Por unanimidade, a Terceira Turma do STJ negou recurso especial de acionista que tentava anular negócio jurídico realizado entre uma empresa e um banco, após emissão de debêntures.

Ele ajuizou, em nome próprio, ação contra o banco na qual alegou ter sido alterada a destinação dos recursos obtidos pela companhia por meio de debêntures, no valor total de R$ 10 milhões.

Segundo o acionista, esse montante seria usado para a conclusão de um empreendimento imobiliário, mas o banco, cumprindo ordens do administrador da empresa, teria depositado os valores em contas de outras firmas integrantes do mesmo grupo empresarial. Conforme relatado pelo acionista, apenas R$ 156 mil alcançaram a real finalidade da emissão. Na visão dele, o banco foi responsável pelo desvio de finalidade, já que o caso seria de “pressão do economicamente mais forte sobre o mais fraco”. Para o sócio o banco tinha a “inarredável obrigação de não permitir o desvio da finalidade” da emissão de debêntures.

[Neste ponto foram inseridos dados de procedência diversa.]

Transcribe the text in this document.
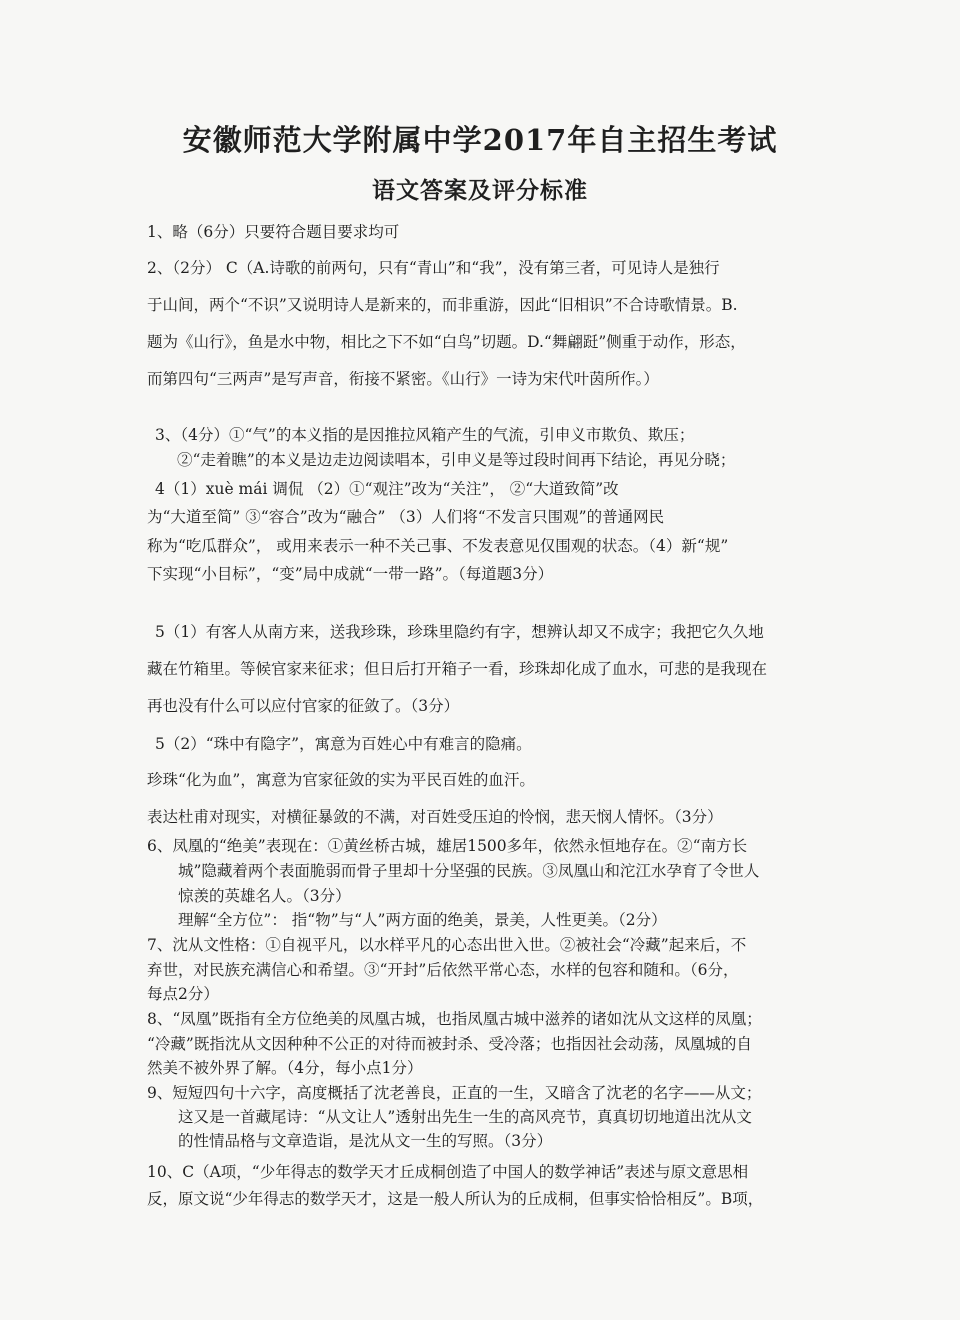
安徽师范大学附属中学2017年自主招生考试
语文答案及评分标准
1、略（6分）只要符合题目要求均可
2、（2分） C（A.诗歌的前两句，只有“青山”和“我”，没有第三者，可见诗人是独行
于山间，两个“不识”又说明诗人是新来的，而非重游，因此“旧相识”不合诗歌情景。B.
题为《山行》，鱼是水中物，相比之下不如“白鸟”切题。D.“舞翩跹”侧重于动作，形态，
而第四句“三两声”是写声音，衔接不紧密。《山行》一诗为宋代叶茵所作。）
3、（4分）①“气”的本义指的是因推拉风箱产生的气流，引申义市欺负、欺压；
②“走着瞧”的本义是边走边阅读唱本，引申义是等过段时间再下结论，再见分晓；
4（1）xuè mái 调侃 （2）①“观注”改为“关注”， ②“大道致简”改
为“大道至简” ③“容合”改为“融合” （3）人们将“不发言只围观”的普通网民
称为“吃瓜群众”， 或用来表示一种不关己事、不发表意见仅围观的状态。（4）新“规”
下实现“小目标”，“变”局中成就“一带一路”。（每道题3分）
5（1）有客人从南方来，送我珍珠，珍珠里隐约有字，想辨认却又不成字；我把它久久地
藏在竹箱里。等候官家来征求；但日后打开箱子一看，珍珠却化成了血水，可悲的是我现在
再也没有什么可以应付官家的征敛了。（3分）
5（2）“珠中有隐字”，寓意为百姓心中有难言的隐痛。
珍珠“化为血”，寓意为官家征敛的实为平民百姓的血汗。
表达杜甫对现实，对横征暴敛的不满，对百姓受压迫的怜悯，悲天悯人情怀。（3分）
6、凤凰的“绝美”表现在：①黄丝桥古城，雄居1500多年，依然永恒地存在。②“南方长
城”隐藏着两个表面脆弱而骨子里却十分坚强的民族。③凤凰山和沱江水孕育了令世人
惊羡的英雄名人。（3分）
理解“全方位”： 指“物”与“人”两方面的绝美，景美，人性更美。（2分）
7、沈从文性格：①自视平凡，以水样平凡的心态出世入世。②被社会“冷藏”起来后，不
弃世，对民族充满信心和希望。③“开封”后依然平常心态，水样的包容和随和。（6分，
每点2分）
8、“凤凰”既指有全方位绝美的凤凰古城，也指凤凰古城中滋养的诸如沈从文这样的凤凰；
“冷藏”既指沈从文因种种不公正的对待而被封杀、受冷落；也指因社会动荡，凤凰城的自
然美不被外界了解。（4分，每小点1分）
9、短短四句十六字，高度概括了沈老善良，正直的一生，又暗含了沈老的名字——从文；
这又是一首藏尾诗：“从文让人”透射出先生一生的高风亮节，真真切切地道出沈从文
的性情品格与文章造诣，是沈从文一生的写照。（3分）
10、C（A项，“少年得志的数学天才丘成桐创造了中国人的数学神话”表述与原文意思相
反，原文说“少年得志的数学天才，这是一般人所认为的丘成桐，但事实恰恰相反”。B项，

Apesar das alegações, o relator do processo, o ministro Ricardo Villas Bôas Cueva, considerou que existe diferença entre interesse e legitimidade. Em seu voto, o ministro decidiu pela ilegitimidade do acionista para, em nome próprio, ajuizar ação em defesa dos interesses da sociedade, visando anular “atos supostamente irregulares praticados por terceiros na administração de recursos financeiros” da firma.

Para Cuevas, embora se possa admitir a existência de interesse econômico do acionista na destinação dos valores adquiridos pela empresa, o titular do direito é a pessoa jurídica, e os acionistas não estão autorizados por lei a atuar como substitutos processuais.

“Eventual interesse econômico reflexo do acionista, decorrente da potencial diminuição de seus dividendos, por exemplo, não lhe confere por si só legitimidade ativa para a causa anulatória dos atos de administração da sociedade, sendo completamente descabido a quem quer que seja postular em juízo a defesa de interesses alheios”, afirmou o ministro, conforme entendimento publicado pelo STJ.

O recurso teve provimento negado pela Turma, que assim manteve a decisão do Tribunal de Justiça do Ceará, que havia declarado o processo extinto.